Black deaths are treated as unimportant. It is usually only when something else occurs alongside it, such as a riot, that people start paying attention. This is not dissimilar to instances of black deaths in custody here in Australia.
By 2009, African Americans made up 40 per cent of the US prison population, despite comprising only 12 per cent of the total population. In Australia, around 3 per cent of our population is Indigenous. Australian prisons? One quarter Indigenous. An Indigenous youth in Western Australia is 52 times more likely to be in prison than a non-Indigenous person. In Australia, 18 per cent of all deaths in custody – including custody before conviction – are Aboriginal people.
While the majority of these cases involve males, in the last decade, the Aboriginal female population has doubled and now comprises a third of the female prison population—many see this as the state continuing the incarceration of Aboriginal people in a time when so many Aboriginal men have already been imprisoned. Most of these are for petty crimes like not paying fines, effectively creating a debtor prison system for black women.

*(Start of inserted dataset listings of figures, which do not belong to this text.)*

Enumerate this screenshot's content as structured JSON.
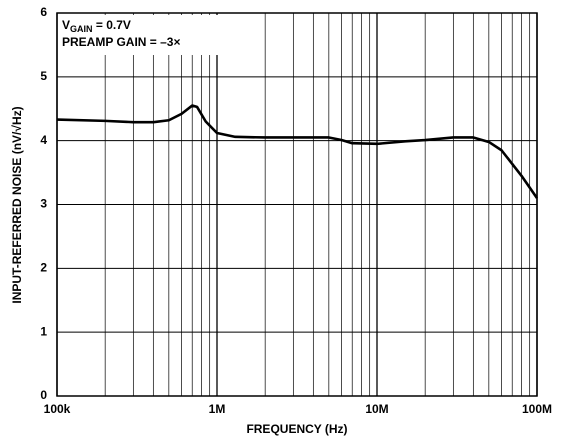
{
  "chart_data": {
    "type": "line",
    "xlabel": "FREQUENCY (Hz)",
    "ylabel": "INPUT-REFERRED NOISE (nV/√Hz)",
    "annotations": [
      {
        "main": "V",
        "sub": "GAIN",
        "rest": " = 0.7V"
      },
      {
        "main": "PREAMP GAIN = –3×"
      }
    ],
    "xscale": "log",
    "xlim": [
      100000,
      100000000
    ],
    "xticks": [
      {
        "value": 100000,
        "label": "100k"
      },
      {
        "value": 1000000,
        "label": "1M"
      },
      {
        "value": 10000000,
        "label": "10M"
      },
      {
        "value": 100000000,
        "label": "100M"
      }
    ],
    "xminorticks": [
      200000,
      300000,
      400000,
      500000,
      600000,
      700000,
      800000,
      900000,
      2000000,
      3000000,
      4000000,
      5000000,
      6000000,
      7000000,
      8000000,
      9000000,
      20000000,
      30000000,
      40000000,
      50000000,
      60000000,
      70000000,
      80000000,
      90000000
    ],
    "ylim": [
      0,
      6
    ],
    "yticks": [
      0,
      1,
      2,
      3,
      4,
      5,
      6
    ],
    "grid": true,
    "series": [
      {
        "color": "#000000",
        "x": [
          100000,
          200000,
          300000,
          400000,
          500000,
          600000,
          700000,
          750000,
          850000,
          1000000,
          1300000,
          2000000,
          5000000,
          6000000,
          7000000,
          10000000,
          15000000,
          20000000,
          30000000,
          40000000,
          50000000,
          60000000,
          80000000,
          100000000
        ],
        "values": [
          4.33,
          4.31,
          4.29,
          4.29,
          4.32,
          4.42,
          4.55,
          4.53,
          4.3,
          4.12,
          4.06,
          4.05,
          4.05,
          4.01,
          3.96,
          3.95,
          3.99,
          4.01,
          4.05,
          4.05,
          3.98,
          3.85,
          3.45,
          3.1
        ]
      }
    ]
  }
}
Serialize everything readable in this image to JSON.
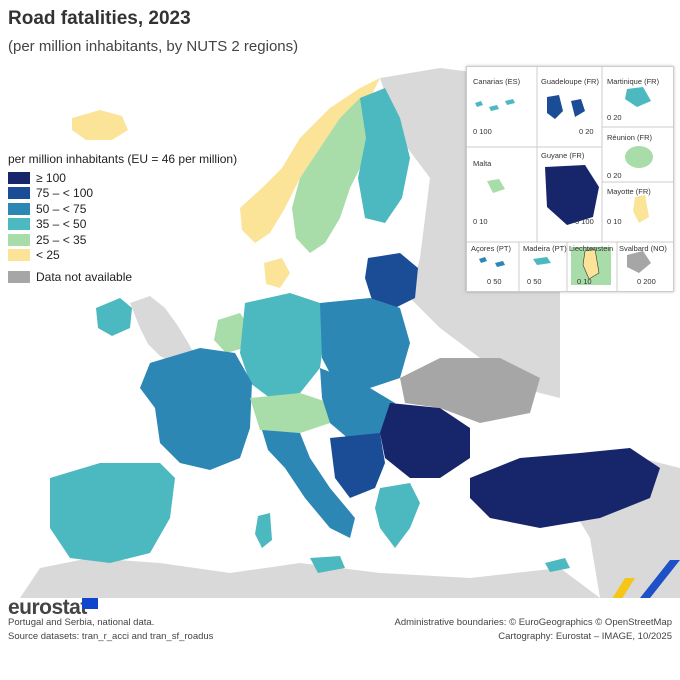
{
  "title": "Road fatalities, 2023",
  "subtitle": "(per million inhabitants, by NUTS 2 regions)",
  "legend": {
    "heading": "per million inhabitants (EU = 46 per million)",
    "items": [
      {
        "label": "≥ 100",
        "color": "#17256b"
      },
      {
        "label": "75 – < 100",
        "color": "#1a4d96"
      },
      {
        "label": "50 – < 75",
        "color": "#2c87b5"
      },
      {
        "label": "35 – < 50",
        "color": "#4cb8bf"
      },
      {
        "label": "25 – < 35",
        "color": "#a8dca8"
      },
      {
        "label": "< 25",
        "color": "#fbe498"
      }
    ],
    "na": {
      "label": "Data not available",
      "color": "#a6a6a6"
    }
  },
  "insets": [
    {
      "label": "Canarias (ES)",
      "scale": "0  100"
    },
    {
      "label": "Guadeloupe (FR)",
      "scale": "0  20"
    },
    {
      "label": "Martinique (FR)",
      "scale": "0  20"
    },
    {
      "label": "Réunion (FR)",
      "scale": "0  20"
    },
    {
      "label": "Malta",
      "scale": "0  10"
    },
    {
      "label": "Guyane (FR)",
      "scale": "0  100"
    },
    {
      "label": "Mayotte (FR)",
      "scale": "0  10"
    },
    {
      "label": "Açores (PT)",
      "scale": "0  50"
    },
    {
      "label": "Madeira (PT)",
      "scale": "0  50"
    },
    {
      "label": "Liechtenstein",
      "scale": "0  10"
    },
    {
      "label": "Svalbard (NO)",
      "scale": "0  200"
    }
  ],
  "footer": {
    "logo": "eurostat",
    "note1": "Portugal and Serbia, national data.",
    "note2": "Source datasets: tran_r_acci and tran_sf_roadus",
    "credit1": "Administrative boundaries: © EuroGeographics © OpenStreetMap",
    "credit2": "Cartography: Eurostat – IMAGE, 10/2025"
  }
}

It is easy to rationalise the highly disproportionate numbers of black arrests and deaths by pointing to the alleged criminality of black people in Australia and the USA. Whether this is intended as pure observation or to imply that black people are simply racially driven to commit more crimes, these supposed answers ignore the real structural reasons why black people in both nations are more likely to face jail time and death at the hands of law enforcement.
The police in both countries have evolved parallel to the histories of domination, enslavement and colonisation. In other words, the very nature of police is entangled in oppression. Many police forces in the United States started as Slave Patrols used to keep black slaves in check. Now, police keep African Americans in check through stop-and-frisks, pulling them over and searching their car; the War on Drugs is the biggest reason for spikes in black incarceration, but it doesn’t target white people: it only gives police forces legislative rationale to continue the harassment and murder of black people.
In Australia, police were formed soon after colonisation to scatter Aboriginal people and make room for settlers. Later, they assumed the position of ‘protectors’ of Aboriginal people in reserves and missions. The discourse surrounding this punishment and abuse was out of a ‘genuine desire’ to better the lives of Aboriginal people. Today, police still arrest Aboriginal people ‘for their own good,’ police still enable the displacement of Aboriginal people from their lands through disproportionately high rates of arrest that move sovereign people from their lands to state-run prisons. They still allow the settlement of sovereign lands, moving Blackfellas off The Block or out of remote communities in Western Australia.
This is not unique. The Native American population in the United States is more prone to police violence than white Americans and Canadian Indigenous folk have prison rates frighteningly similar to that of Australian Aboriginals. It is important as residents of this country to fight for justice. Police are unlikely to pursue justice for the people they have been trained through history to oppress – which makes it even more unbelievable that they are tasked with investigating themselves.
We must remember the names of the people who die from police brutality. We must remember that they are real people, killed because of the colour of their skin and where they came from. Julienka Dhu. TJ Hickey. Cameron Doomadgee. Michael Brown. Rekia Boyd. Mya Hall. Tamir Rice. Freddie Gray. The names of only a few of the many black victims of police racism. We can’t allow this to become so normal that we just resign ourselves to it.